La Croce Rossa Italiana – Comitato di Piombino ha espresso preoccupazione per l’aggressione subita da un proprio volontario durante un
intervento di emergenza svolto nella serata del 9 luglio nel territorio comunale.
“L’equipaggio dell’ambulanza era intervenuto per prestare assistenza a una persona in difficoltà quando si è verificata una situazione di forte tensione con una persona presente sul posto, che ha coinvolto direttamente il soccorritore. - hanno riferito in una nota del Comitato locale della Croce Rossa - A seguito dell’episodio è stato richiesto l’intervento delle Forze dell’Ordine. Il volontario si è successivamente sottoposto ad accertamenti sanitari, che hanno evidenziato lesioni giudicate guaribili in sette giorni. Sono state inoltre avviate le procedure previste dalla normativa vigente a tutela dell’operatore coinvolto”.

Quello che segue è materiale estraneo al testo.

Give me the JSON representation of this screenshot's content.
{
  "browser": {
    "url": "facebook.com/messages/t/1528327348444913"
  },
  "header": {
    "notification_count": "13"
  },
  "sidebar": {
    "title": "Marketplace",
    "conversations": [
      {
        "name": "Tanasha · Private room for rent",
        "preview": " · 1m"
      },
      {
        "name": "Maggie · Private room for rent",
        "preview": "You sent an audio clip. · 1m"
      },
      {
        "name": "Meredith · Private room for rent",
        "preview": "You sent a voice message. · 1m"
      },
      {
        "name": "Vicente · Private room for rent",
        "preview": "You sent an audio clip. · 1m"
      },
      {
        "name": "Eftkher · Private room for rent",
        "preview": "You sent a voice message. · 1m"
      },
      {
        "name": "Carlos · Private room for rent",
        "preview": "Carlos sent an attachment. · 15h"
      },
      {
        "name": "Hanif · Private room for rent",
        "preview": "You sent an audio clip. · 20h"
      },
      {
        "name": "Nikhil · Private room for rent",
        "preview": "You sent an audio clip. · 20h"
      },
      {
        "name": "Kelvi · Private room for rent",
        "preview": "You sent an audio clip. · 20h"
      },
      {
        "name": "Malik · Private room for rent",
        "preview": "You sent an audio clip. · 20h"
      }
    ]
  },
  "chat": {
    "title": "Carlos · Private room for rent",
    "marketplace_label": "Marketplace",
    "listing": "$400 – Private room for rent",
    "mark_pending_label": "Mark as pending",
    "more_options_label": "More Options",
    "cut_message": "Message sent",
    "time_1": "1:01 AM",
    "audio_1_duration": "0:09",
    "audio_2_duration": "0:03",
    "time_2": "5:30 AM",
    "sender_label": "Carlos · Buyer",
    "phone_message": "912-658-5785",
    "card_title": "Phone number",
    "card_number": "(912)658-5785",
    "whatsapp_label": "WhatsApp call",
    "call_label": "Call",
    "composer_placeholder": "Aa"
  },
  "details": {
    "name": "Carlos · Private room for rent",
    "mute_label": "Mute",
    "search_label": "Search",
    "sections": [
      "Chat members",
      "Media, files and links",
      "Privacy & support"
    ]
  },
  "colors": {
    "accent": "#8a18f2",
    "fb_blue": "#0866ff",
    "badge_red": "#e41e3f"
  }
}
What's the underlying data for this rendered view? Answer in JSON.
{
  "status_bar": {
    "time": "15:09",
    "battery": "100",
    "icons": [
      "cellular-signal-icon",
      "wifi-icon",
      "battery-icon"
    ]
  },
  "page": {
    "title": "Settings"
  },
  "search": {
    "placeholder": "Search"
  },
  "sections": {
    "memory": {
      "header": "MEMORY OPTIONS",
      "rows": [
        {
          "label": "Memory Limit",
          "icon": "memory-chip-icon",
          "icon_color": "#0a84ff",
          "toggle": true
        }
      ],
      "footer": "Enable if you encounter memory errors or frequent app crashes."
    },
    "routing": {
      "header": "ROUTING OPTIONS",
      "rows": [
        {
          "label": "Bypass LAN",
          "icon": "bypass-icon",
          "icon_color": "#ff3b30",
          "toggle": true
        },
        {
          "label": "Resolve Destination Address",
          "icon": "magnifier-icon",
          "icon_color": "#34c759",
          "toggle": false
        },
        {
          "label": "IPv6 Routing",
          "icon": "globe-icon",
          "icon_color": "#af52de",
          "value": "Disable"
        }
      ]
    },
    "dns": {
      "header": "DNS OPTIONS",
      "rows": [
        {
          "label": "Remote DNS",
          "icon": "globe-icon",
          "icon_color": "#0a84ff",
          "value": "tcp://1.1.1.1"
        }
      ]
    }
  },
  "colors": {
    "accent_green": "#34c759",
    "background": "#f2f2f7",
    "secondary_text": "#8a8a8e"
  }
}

La Croce Rossa Italiana ha dunque richiamato l’attenzione sul crescente fenomeno delle aggressioni nei confronti degli operatori sanitari e del soccorso.
“Chi presta assistenza in emergenza svolge un servizio essenziale per la collettività e deve poter operare in condizioni di sicurezza e rispetto. Ogni episodio di violenza nei confronti di soccorritori,
operatori sanitari e volontari rappresenta un fatto grave che colpisce non solo le persone coinvolte, ma l’intero sistema di assistenza alla popolazione. Il Comitato di Piombino continuerà a sostenere i propri volontari e a collaborare con le istituzioni competenti affinché sia garantita la massima tutela di chi ogni giorno è al servizio della comunità”.